Сразу же по прибытии на место поесть не получилось, потому что у инквизитора случился тяжёлый приступ обалдения вкупе со щенячьим восторгом: на одной из грузовых площадок стоял танк. Машина, разумеется, не была танком в полном смысле этого слова, но назвать этого гусеничного монстра как-то иначе просто не поворачивался язык: высотой с трёхэтажный дом, обшитый листами бледно-серой брони, утыканный башенками, из которых торчали перископы, какие-то металлические прутья, вроде флюгеров, дула тяжёлых пулемётов, фонари, сигнальные лампы, тросы и ещё бесчисленное множество подобной красоты, этот гигант отчасти напоминал вездеход, на котором вчера следователь с инквизитором прибыли в Кальдеру, только сильно отъевшийся, и на всякий случай вооружившийся.
— Фигаро, — простонал Френн, я хочу купить это. Я не знаю что это, не знаю, сколько оно жрёт керосина, или чего там оно вообще жрёт, но я хочу. Эту. Штуку. Я буду в ней жить. Я буду ездить на ней в столицу, и давить паровики дорожных жандармов. Я буду…
— Да, конечно, обязательно, — Фигаро успокаивающе хлопал инквизитора по плечу, — вне всяческих сомнений. А пока что идёмте во-о-о-о-он в ту палаточку, видите? Там, как я понимаю, дают поесть, и оттуда отлично будет видно этот ваш танк. Или что оно такое. Чёрт, да его отовсюду отлично видно. Так что идёмте, идёмте…
В палатке, рядом с которой уютно пыхтела трубой походная кухня, им предложили на выбор «суп грибной с мясом или суп мясной с грибами». Для инквизитора подобный выбор оказался слишком сложен, однако Фигаро, к этому моменту уже сообразивший, что шоферское мышление чем-то сродни армейскому, заказал «суп с мясом, грибов побольше, а на второе жаркое».

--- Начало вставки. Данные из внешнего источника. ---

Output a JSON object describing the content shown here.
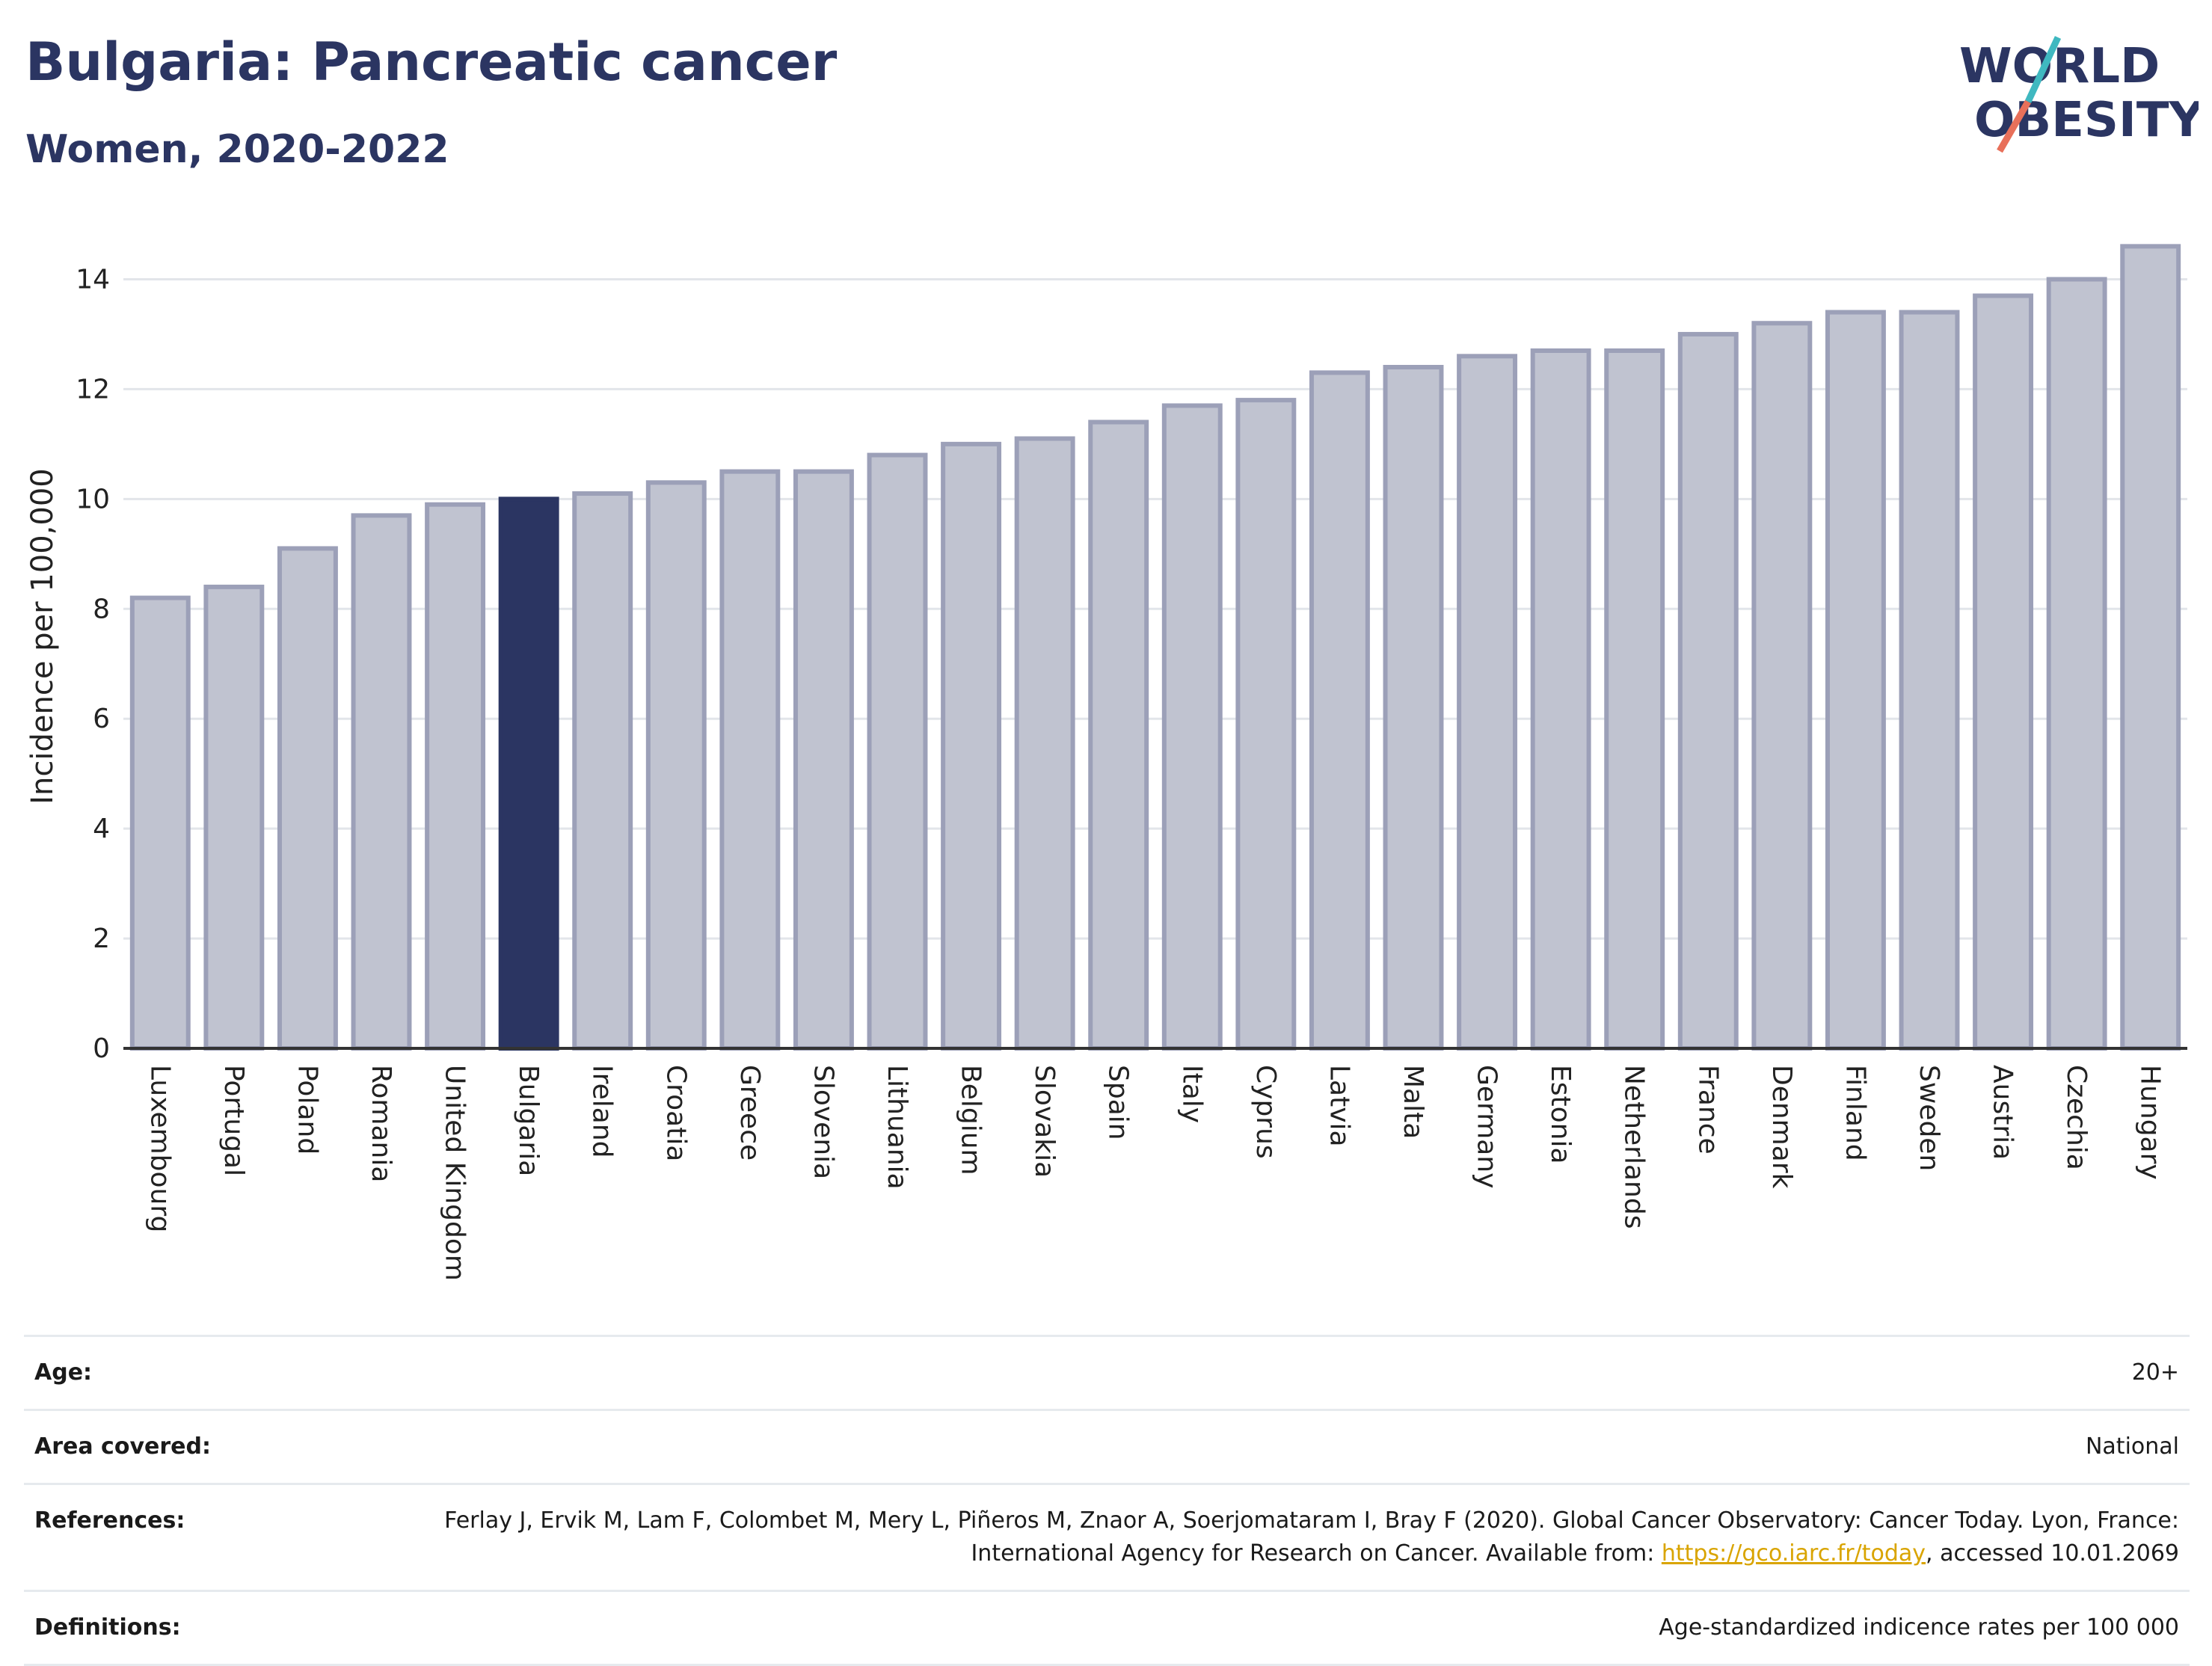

Минут через пятнадцать чисто выбритый старичок в серой косоворотке и меховом жилете нараспашку (в палатке было натоплено как в бане) уже спешил к «любезным столичным гостям» поправляя на ходу широкие штаны на вялых подтяжках и шаркая окованными железом кирзовыми штиблетами. Старичок попросил прощения за «разброд и негодяйства» на кухне, вызванные, по его словам, «утренним ажиотажем»: утренняя смена шофёров уже позавтракала и уехала, а до обеда было еще прилично, поэтому его только начинали готовить.
— Придётся подождать. — Старичок в подтяжках тягостно вздохнул. — А пока что могу принести пива. Водки даже не просите — не дам даже под угрозой расстрела. Иначе меня командир Анна на куски порубит.
— А какое отношение… — начал, было, Фигаро, но старичок, хитро щурясь, перебил следователя:
— А такое, что вам сегодня вечером с нашими доблестными защитниками выдвигаться к Рогатой горе. Вы ведь господа Фигаро и Френн, столичные служивые. Это тут уже всякая мышь знает. Госпожа Гром так сказала: кормить этих двоих от пуза, а водки не давать вообще.
— М-м-да. — Инквизитор раздражённо постучал пальцами по потемневшей от времени и следов сотен тысяч пивных кружек столешнице. — О нас и об этой «секретной операции», похоже, знает уже вся Хлябь.
— Френн, выключайте инквизитора. — Фигаро вздохнул. — А то у вас, похоже, бзик. Ну кто вам сказал, что это всё — секретно? Нас что, волколак подслушивает? Или «снеговик» под столом? Едем делать простое и понятное дело: таскать Других гадин за хвост. Профессиональная, можно сказать, стезя… Да, любезный, уж если еду придётся подождать, то не могли бы вы тогда сразу принести пива?
— Как не мочь! — Старикашка всплеснул руками. — Оформим в пять минут! А красавец, скажите? — Он кивнул в сторону огромного гусеничного монстра, в грузовые люки которого как раз сейчас хмурые люди в белых робах загружали какие-то ящики с военной маркировкой. — Это, господа, «Мамонт»! Я его в последний раз видел… ох, да и не упомнить уже, когда.
— А что это за аппарат? — Френн заметно оживился, когда речь зашла о механическом гиганте. — Танк? Тягач? Всё вместе?
Старик захихикал.
— Ну, это, вот, вроде меня: то ли повар, то ли механик, то ли шахтёр, а то ли шофёр. Всего понемногу получается.
— У вас, должно быть, богатая история, любезный. — Фигаро вежливо наклонил голову и многозначительно постучал пальцами по столу, намекая на отсутствие там чего-либо съедобного или хмельного, но старикашку уже было не остановить.